We agree with members of Oregon’s Legislature who want to reduce the state’s suicide rate. Indeed, does anybody not share that goal?

But we disagree that a law - and in particular the constitutionally shaky bill that the Oregon Senate approved this week - is likely to accomplish, in any meaningful way, this noble objective. Senate Bill 719 passed by a 17-11 vote and is now under consideration in the House.

The bill would require people whom a judge deems to be at risk of suicide or of harming another person to surrender all their guns or other potentially deadly weapons to police, a gun dealer or potentially a third party.

The law would apply only if a judge approved what the bill calls an “extreme risk protection order.” A police officer, spouse, parent, child or sibling, or anyone living with the allegedly suicidal person could petition the court for such an order. If it’s approved, the person would have 24 hours to surrender guns and other weapons.

Subjects of such an order could appeal, but the order would remain in effect until the appeal was decided. The order otherwise would be in effect for one year.

Besides its potential conflicts with the Second Amendment, our main concern with the bill is that it focuses solely on the means by which a person might harm himself or others, but has nothing to do with the person’s motivations. And we’re not convinced that those motivations can be addressed through legislation. Not every societal problem can be fixed with a law.

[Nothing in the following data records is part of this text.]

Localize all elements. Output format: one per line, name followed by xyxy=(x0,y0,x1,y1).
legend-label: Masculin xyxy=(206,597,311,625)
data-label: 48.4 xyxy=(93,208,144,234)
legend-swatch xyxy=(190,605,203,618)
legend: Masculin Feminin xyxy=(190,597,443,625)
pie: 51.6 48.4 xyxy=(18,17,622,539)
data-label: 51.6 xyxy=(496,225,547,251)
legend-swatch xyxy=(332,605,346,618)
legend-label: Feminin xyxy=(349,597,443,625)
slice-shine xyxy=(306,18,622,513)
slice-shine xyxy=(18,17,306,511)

The Legislature can, and should, ensure that the state has a robust and accessible system available for people who seek help with severe emotional problems. But we don’t believe that Senate Bill 719, which treats distraught people as though they were criminals, constitutes that sort of help.

Moreover, relatives and friends need no law to compel them to help people they’re worried about. That’s why people take the car keys from loved ones who have been drinking.